After a bill to help Colorado schools offer menstrual hygiene products in their bathrooms moved forward in Colorado’s General Assembly last week, the Jefferson County Republican Party took to Facebook to criticize the legislation and the lawmaker behind it, state Rep. Brianna Titone (D-Arvada).

The bill would establish a grant program to help schools with the highest concentrations of low-income students install pad and tampon dispensers in restrooms at no cost to students.

“It appears that Rep. Brianna Titone, D-Arvada, is singularly focused on everything BUT issues that matter to her district. Her bill, HB 1131, would create a grant program for public schools to provide menstrual supplies in their bathrooms — to the tune of half a million dollars.”

Source: Facebook

Titone began pushing the bill at the behest of a group of high schoolers in her district who had menstrual hygiene product dispensers installed in their Arvada West High School bathrooms themselves after school administrators wouldn’t do so.

Titone was quick to chime in with updated numbers (as she explained at last week’s hearing, the grant program would now cost $50,000) and to highlight the fact that two Republicans agreed that schools should be providing period products in bathrooms, despite voting against her bill.

The bill advanced out of the House Education Committee to the House Appropriations Committee on a party-line vote Thursday, but Republican members of the committee were vocal in their support of a measure to ensure access to period products in schools — just not this one.

Rather than implementing a grant program, state Reps. Colin Larson (R-Littleton) and Mark Baisley (R-Roxborough Park) suggested a different approach — a mandate.

When Titone pointed this out, the Jefferson County Republican Party accused her of lying.

“Apparently Rep. Titone didn’t like us posting about her feminine hygiene products bill, HB 1131, which carries a fiscal note of more than a half million dollars,” they wrote on Facebook. “Even worse, Titone deceived readers by saying Reps Larson and Baisley supported her bill. WRONG! The record shows they voted against the bill. Shame on you, Rep. Titone for lying to the people.”

After Titone replied with a link to the Colorado Times Recorder‘s coverage of the hearing, the JeffCo GOP said they “spoke with Rep. Larson” and that he “denied” Titone’s “claims.”

“When the JeffCo GOP called me to ask I was like look, I voted against the bill, I’m opposed to the bill,” Larson said in an interview with the Colorado Times Recorder. “That’s what they asked me and I was like, yeah, I was opposed.”

Larson did, however, reiterate his support for an unfunded mandate.

“If there is a bill that says that school districts, not with state money, not with state grants, must provide feminine hygiene products in their bathrooms, I am absolutely in support of that concept,” Larson said.

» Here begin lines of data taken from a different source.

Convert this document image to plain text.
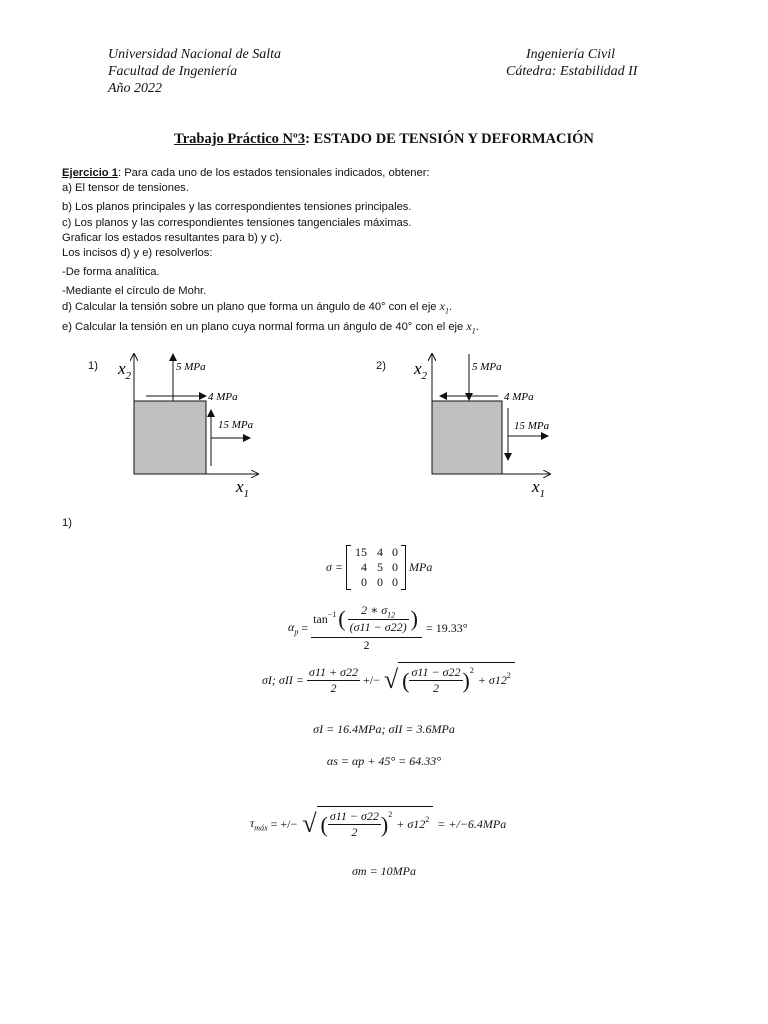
Universidad Nacional de Salta
Facultad de Ingeniería
Año 2022
Ingeniería Civil
Cátedra: Estabilidad II
Trabajo Práctico Nº3: ESTADO DE TENSIÓN Y DEFORMACIÓN
Ejercicio 1: Para cada uno de los estados tensionales indicados, obtener:
a) El tensor de tensiones.
b) Los planos principales y las correspondientes tensiones principales.
c) Los planos y las correspondientes tensiones tangenciales máximas.
Graficar los estados resultantes para b) y c).
Los incisos d) y e) resolverlos:
-De forma analítica.
-Mediante el círculo de Mohr.
d) Calcular la tensión sobre un plano que forma un ángulo de 40° con el eje $x_1$.
e) Calcular la tensión en un plano cuya normal forma un ángulo de 40° con el eje $x_1$.
1) $x_2$
$x_1$
5 MPa
4 MPa
15 MPa
2) $x_2$
$x_1$
5 MPa
4 MPa
15 MPa
1)
σ =
15	4	0
4	5	0
0	0	0
MPa
$\alpha_p = \frac{\tan^{-1} ( \frac{2 ∗ \sigma_{12}}{(\sigma 11 - \sigma 22)} )}{2} = 19.33^\circ$
σI; $\sigma II = \frac{\sigma 11 + \sigma 22}{2}$ +/− √ ( $\frac{\sigma 11 - \sigma 22}{2} )^2$
+ $\sigma 12^2$
σI = 16.4MPa; σII = 3.6MPa
αs = αp + 45° = 64.33°
$\tau_{máx}$ = +/− √ ( $\frac{\sigma 11 - \sigma 22}{2} )^2$
+ $\sigma 12^2 = +/-6.4MPa$
σm = 10MPa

He added that it should be up to school districts to decide how to implement that, whether it be with coin machines, free dispensers, or baskets of products in restrooms.

“Giving them that flexibility to determine what works for them is important,” Larson said. “It’s not going to be one size fits all.”

Asked if they’d walk back their comment that Titone was lying, the Jefferson County GOP issued this statement:

“No, we won’t be changing our position on Rep. Titone lying about her comment on our post about her bill. She wrote it implying Reps Larson and Baisley supported her bill and that was false.”

“They also say that people should be nice, but they haven’t been with me,” Titone said in reference to numerous hateful comments on the JeffCo GOP’s page that attack her based on her gender identity.

Titone is Colorado’s first openly transgender lawmaker.

“They continually allow people to say transphobic and hateful things about me and don’t reprimand or filter responses,” Titone said.

In a post from last week, the JeffCo GOP urged their followers to “focus on the issues and not personal or disparaging comments about the individuals in the post or another commenter.”

“They don’t follow the guidelines they set for themselves,” Titone added. “Why would they when it creates a mob mentality against me? It embroils their supporters to encourage hateful attitudes.” 

“Although we disagree that people are commenting about personal issues, we cannot censor their comments,” the JeffCo GOP told CTR.

Asked whether the comments should be removed, Larson said he didn’t want to “get into what the JeffCo GOP should or shouldn’t be doing,” but said, “I personally deplore those comments and frankly I don’t condone it.”

“When those kinds of comments crop up on my campaign page, I delete them and tell people that we don’t condone obscenity,” Larson added.